The gap is striking, but the cost table still understates the difference. It doesn't capture the opportunity cost of developers who could have been building revenue-generating features.
It doesn't account for the compliance risk during the months your in-house tool is still under development. And it doesn't reflect the compounding maintenance burden as the original developers move on and new team members inherit an underdocumented codebase.
Three paths, three scenarios
Not every organization faces the same constraints. Here is how to match your situation to the right approach.

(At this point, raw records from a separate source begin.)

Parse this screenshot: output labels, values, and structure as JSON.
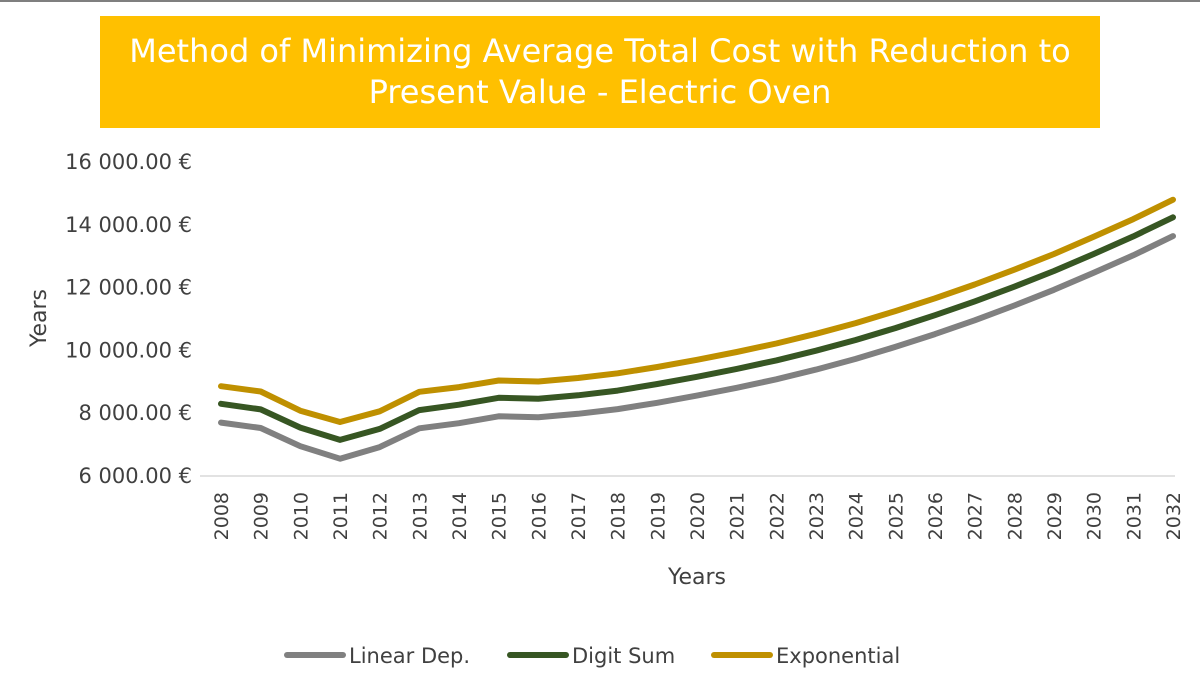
{
  "chart_data": {
    "type": "line",
    "title": "Method of Minimizing Average Total Cost with Reduction to Present Value - Electric Oven",
    "xlabel": "Years",
    "ylabel": "Years",
    "ylim": [
      6000,
      16000
    ],
    "yticks": [
      {
        "value": 6000,
        "label": "6 000.00 €"
      },
      {
        "value": 8000,
        "label": "8 000.00 €"
      },
      {
        "value": 10000,
        "label": "10 000.00 €"
      },
      {
        "value": 12000,
        "label": "12 000.00 €"
      },
      {
        "value": 14000,
        "label": "14 000.00 €"
      },
      {
        "value": 16000,
        "label": "16 000.00 €"
      }
    ],
    "categories": [
      "2008",
      "2009",
      "2010",
      "2011",
      "2012",
      "2013",
      "2014",
      "2015",
      "2016",
      "2017",
      "2018",
      "2019",
      "2020",
      "2021",
      "2022",
      "2023",
      "2024",
      "2025",
      "2026",
      "2027",
      "2028",
      "2029",
      "2030",
      "2031",
      "2032"
    ],
    "grid": false,
    "legend": "bottom",
    "series": [
      {
        "name": "Linear Dep.",
        "color": "#808080",
        "values": [
          7700,
          7530,
          6950,
          6550,
          6920,
          7520,
          7680,
          7900,
          7870,
          7980,
          8130,
          8330,
          8560,
          8810,
          9080,
          9390,
          9730,
          10110,
          10520,
          10960,
          11430,
          11930,
          12470,
          13030,
          13640
        ]
      },
      {
        "name": "Digit Sum",
        "color": "#375623",
        "values": [
          8300,
          8120,
          7540,
          7150,
          7500,
          8100,
          8270,
          8490,
          8460,
          8570,
          8720,
          8930,
          9160,
          9410,
          9680,
          9990,
          10330,
          10710,
          11120,
          11560,
          12030,
          12530,
          13070,
          13630,
          14240
        ]
      },
      {
        "name": "Exponential",
        "color": "#bf9000",
        "values": [
          8860,
          8690,
          8080,
          7720,
          8060,
          8680,
          8830,
          9040,
          9010,
          9120,
          9270,
          9470,
          9700,
          9950,
          10220,
          10530,
          10870,
          11250,
          11660,
          12100,
          12570,
          13070,
          13620,
          14180,
          14800
        ]
      }
    ]
  }
}
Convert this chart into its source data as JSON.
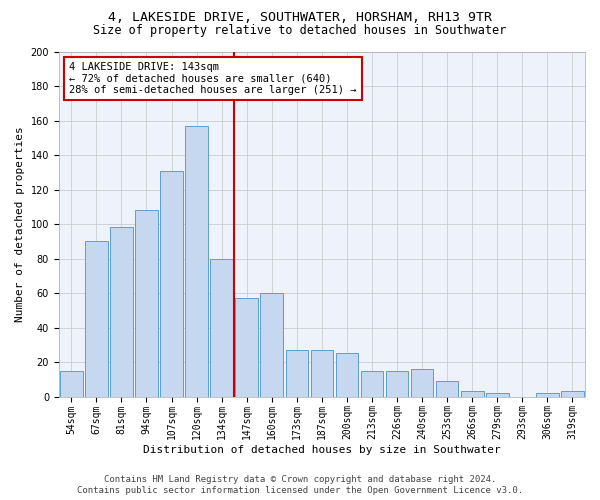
{
  "title_line1": "4, LAKESIDE DRIVE, SOUTHWATER, HORSHAM, RH13 9TR",
  "title_line2": "Size of property relative to detached houses in Southwater",
  "xlabel": "Distribution of detached houses by size in Southwater",
  "ylabel": "Number of detached properties",
  "categories": [
    "54sqm",
    "67sqm",
    "81sqm",
    "94sqm",
    "107sqm",
    "120sqm",
    "134sqm",
    "147sqm",
    "160sqm",
    "173sqm",
    "187sqm",
    "200sqm",
    "213sqm",
    "226sqm",
    "240sqm",
    "253sqm",
    "266sqm",
    "279sqm",
    "293sqm",
    "306sqm",
    "319sqm"
  ],
  "values": [
    15,
    90,
    98,
    108,
    131,
    157,
    80,
    57,
    60,
    27,
    27,
    25,
    15,
    15,
    16,
    9,
    3,
    2,
    0,
    2,
    3
  ],
  "bar_color": "#c5d8f0",
  "bar_edge_color": "#5a9fd4",
  "vline_color": "#cc0000",
  "annotation_text": "4 LAKESIDE DRIVE: 143sqm\n← 72% of detached houses are smaller (640)\n28% of semi-detached houses are larger (251) →",
  "annotation_box_color": "#ffffff",
  "annotation_box_edge": "#cc0000",
  "ylim": [
    0,
    200
  ],
  "yticks": [
    0,
    20,
    40,
    60,
    80,
    100,
    120,
    140,
    160,
    180,
    200
  ],
  "grid_color": "#cccccc",
  "bg_color": "#eef2fa",
  "footer_line1": "Contains HM Land Registry data © Crown copyright and database right 2024.",
  "footer_line2": "Contains public sector information licensed under the Open Government Licence v3.0.",
  "title_fontsize": 9.5,
  "subtitle_fontsize": 8.5,
  "axis_label_fontsize": 8,
  "tick_fontsize": 7,
  "annotation_fontsize": 7.5,
  "footer_fontsize": 6.5
}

Build in-house if your governance requirements are genuinely unique, not "we prefer our own UI" unique, but "our regulatory environment has no existing solution" unique. You also need a dedicated governance engineering team that will stay on this long-term, and enough runway that a 6-12 month implementation delay won't create compliance gaps. Very few organizations meet all three criteria.
Buy a dedicated platform if you need to move fast on compliance, your AI portfolio is growing, or you would rather spend engineering time on your core product. This is the right choice for most organizations, especially those navigating multiple frameworks like the EU AI Act, ISO 42001, and NIST AI RMF simultaneously. A platform gets you to compliant operations in weeks, not quarters.
Start with an open-source platform like VerifyWise if you want the speed of a ready-made solution with the flexibility to customize. Open source gives you a working governance system on day one, full visibility into how it works, and the ability to extend it for your specific needs without being locked into a vendor's roadmap. You get the community's collective expertise on regulatory requirements while retaining control over your deployment. For organizations that want the best of both worlds (fast implementation without giving up the ability to adapt) this is the path worth exploring.
Whichever path you choose, the investment in governance processes, team training, and organizational culture remains the same. The platform decision is about where you spend engineering time: on governance infrastructure or on the AI systems that drive your business.